The stories mostly take place in Tokyo's noodle shops and cheap bars. Yet despite the forlorn situations and the dreary settings, the best of these stories hold the excitement of a quest: These odd episodes of awakening desire show men startled into an awareness of how they have shorted themselves on life ... Some of the stories are slight...The best stories, though, pry open the impassive surfaces of human behavior to reveal 'the bloody weight of desire and the rusty anchor of remorse.'
...whilst I wish I could tell you their haunting quality makes up for their wanting quantity, so many of said struck me as uneventful retreads that I can only recommend this collection with a planter of caveats ... alas, most of these stories are inescapably bland: repetitive and rambling accounts of the unremarkable that round the same sorts of scenarios and characters again and again, only to end utterly abruptly just as Murakami finally makes his presence felt ... Though it has its Murakami moments—a few fragrant flowers struggling to push through the kudzu, if you’ll permit me to fiddle with the author’s own imagery—Men Without Women feels to this reader like a garden in desperate need of weeding.
Men Without Women has the familiar signposts and well-worn barstools that will reconnect with longtime readers of Murakami: magical realism, Beatles tracks and glasses of whiskey. Yet, except for a few tales, the magic is watered down and it’s reality that is now poured stiff ... This collection is a sober, clear-eyed attempt to observe the evasion and confrontation of suffering and loss, and to hope for something better. It’s a worthwhile stopgap to hold Murakami’s international fanbase over till the next release.
Moody and melancholic as this collection’s stories can be, some of them offer comparable hope that these men without women might emerge from their long and isolating loneliness, acknowledging the hurt, pain and even rage they feel rather than folding in on themselves and ceasing to fully live ... That recognition of time’s passage necessarily includes an acceptance of loss; 'from the instant you meet' a new woman, one narrator muses, 'you start thinking about losing her.' Every love ends in rupture or death. But as these wise stories suggest, that’s no reason to avoid living.
Contrary to the machismo and bullfighting of the Ernest Hemingway book from which the title comes, these are simple, modern tales of love, loss and loneliness written with male protagonists ... Each marvelously introspective piece is populated by taciturn characters with profound emotional lives. That’s not to say that these stories are in any way dull. Murakami has a way of taking personal narratives and charging them with suspense. His stories maintain the perfect rate of revelation, balancing surprise and the reader’s thirst for knowledge without ever being patronizing or secretive ... an intimate, captivating and poignant read.

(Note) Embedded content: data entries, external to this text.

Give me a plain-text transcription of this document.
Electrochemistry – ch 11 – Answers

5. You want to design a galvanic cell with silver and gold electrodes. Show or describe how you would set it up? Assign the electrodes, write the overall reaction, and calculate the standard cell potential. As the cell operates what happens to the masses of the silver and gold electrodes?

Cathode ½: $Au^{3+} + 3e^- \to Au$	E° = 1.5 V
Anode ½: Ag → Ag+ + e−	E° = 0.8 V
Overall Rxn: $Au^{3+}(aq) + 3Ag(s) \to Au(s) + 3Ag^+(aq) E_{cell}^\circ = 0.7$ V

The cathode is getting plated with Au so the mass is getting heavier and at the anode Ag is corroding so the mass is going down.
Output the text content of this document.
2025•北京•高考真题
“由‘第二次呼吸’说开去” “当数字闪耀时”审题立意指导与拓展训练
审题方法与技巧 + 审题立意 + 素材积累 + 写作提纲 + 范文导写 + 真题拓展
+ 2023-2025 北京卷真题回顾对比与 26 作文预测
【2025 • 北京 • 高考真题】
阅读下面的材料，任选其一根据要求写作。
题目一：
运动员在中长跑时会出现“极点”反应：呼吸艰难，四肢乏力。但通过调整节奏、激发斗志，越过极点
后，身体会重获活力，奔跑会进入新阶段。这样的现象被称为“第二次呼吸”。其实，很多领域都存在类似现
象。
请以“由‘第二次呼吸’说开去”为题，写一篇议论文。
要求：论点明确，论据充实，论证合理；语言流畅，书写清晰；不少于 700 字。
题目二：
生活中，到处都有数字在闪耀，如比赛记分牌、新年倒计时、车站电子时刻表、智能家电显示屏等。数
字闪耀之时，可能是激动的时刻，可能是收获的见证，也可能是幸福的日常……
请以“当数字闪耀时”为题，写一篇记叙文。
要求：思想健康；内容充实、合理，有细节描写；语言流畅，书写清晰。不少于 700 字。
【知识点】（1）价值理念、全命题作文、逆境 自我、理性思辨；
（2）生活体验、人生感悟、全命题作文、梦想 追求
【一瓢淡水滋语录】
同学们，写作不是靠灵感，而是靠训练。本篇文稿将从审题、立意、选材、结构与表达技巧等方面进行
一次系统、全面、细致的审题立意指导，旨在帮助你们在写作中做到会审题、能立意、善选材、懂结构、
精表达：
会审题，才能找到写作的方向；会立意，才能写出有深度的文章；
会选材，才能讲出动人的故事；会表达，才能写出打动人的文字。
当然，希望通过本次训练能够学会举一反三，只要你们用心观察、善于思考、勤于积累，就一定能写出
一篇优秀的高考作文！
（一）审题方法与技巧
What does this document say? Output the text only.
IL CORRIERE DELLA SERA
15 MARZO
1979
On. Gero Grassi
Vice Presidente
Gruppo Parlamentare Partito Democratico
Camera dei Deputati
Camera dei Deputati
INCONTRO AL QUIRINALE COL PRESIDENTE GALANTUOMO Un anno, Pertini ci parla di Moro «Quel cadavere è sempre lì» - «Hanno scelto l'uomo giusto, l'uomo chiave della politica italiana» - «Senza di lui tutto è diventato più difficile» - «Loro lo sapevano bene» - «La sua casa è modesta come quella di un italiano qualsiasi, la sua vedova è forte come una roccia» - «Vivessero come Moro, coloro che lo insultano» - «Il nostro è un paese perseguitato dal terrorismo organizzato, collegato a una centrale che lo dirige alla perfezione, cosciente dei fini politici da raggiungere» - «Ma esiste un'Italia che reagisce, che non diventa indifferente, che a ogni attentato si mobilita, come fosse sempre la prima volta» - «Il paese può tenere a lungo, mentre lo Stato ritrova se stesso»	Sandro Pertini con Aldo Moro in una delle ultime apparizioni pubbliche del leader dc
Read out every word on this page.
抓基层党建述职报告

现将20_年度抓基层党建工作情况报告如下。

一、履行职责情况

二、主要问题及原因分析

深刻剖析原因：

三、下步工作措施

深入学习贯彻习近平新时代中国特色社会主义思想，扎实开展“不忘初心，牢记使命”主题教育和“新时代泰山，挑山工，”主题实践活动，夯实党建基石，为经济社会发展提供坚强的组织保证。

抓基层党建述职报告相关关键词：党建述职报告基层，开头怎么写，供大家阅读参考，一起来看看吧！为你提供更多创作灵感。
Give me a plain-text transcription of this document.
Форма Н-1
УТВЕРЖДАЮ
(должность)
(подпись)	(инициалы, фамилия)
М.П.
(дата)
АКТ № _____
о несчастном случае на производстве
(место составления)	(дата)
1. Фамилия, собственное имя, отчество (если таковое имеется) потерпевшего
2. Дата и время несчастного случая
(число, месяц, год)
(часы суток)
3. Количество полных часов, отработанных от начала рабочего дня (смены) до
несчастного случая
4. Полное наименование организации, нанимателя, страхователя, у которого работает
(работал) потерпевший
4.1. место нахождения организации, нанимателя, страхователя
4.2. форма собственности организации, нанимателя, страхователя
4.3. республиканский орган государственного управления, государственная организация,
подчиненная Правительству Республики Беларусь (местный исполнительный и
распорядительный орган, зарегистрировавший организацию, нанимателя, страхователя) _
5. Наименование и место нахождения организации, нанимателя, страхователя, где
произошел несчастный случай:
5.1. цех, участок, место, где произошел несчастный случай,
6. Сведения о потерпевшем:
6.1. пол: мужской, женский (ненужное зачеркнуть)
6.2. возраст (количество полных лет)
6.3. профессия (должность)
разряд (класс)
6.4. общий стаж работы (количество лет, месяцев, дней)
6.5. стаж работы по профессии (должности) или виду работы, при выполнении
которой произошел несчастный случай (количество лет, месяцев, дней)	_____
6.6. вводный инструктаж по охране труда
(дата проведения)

Men Without Women contains a terrific waltz between the surreal and the ordinary ... At the end of Men Without Women, I was drawn to an uncomfortable idea: All this talk of dicks and insecurities had me really missing men, almost nostalgic for them. Murakami has once again gotten at something that is shared: He chose to name his collection Men Without Women, but from my perspective the feeling is mutual.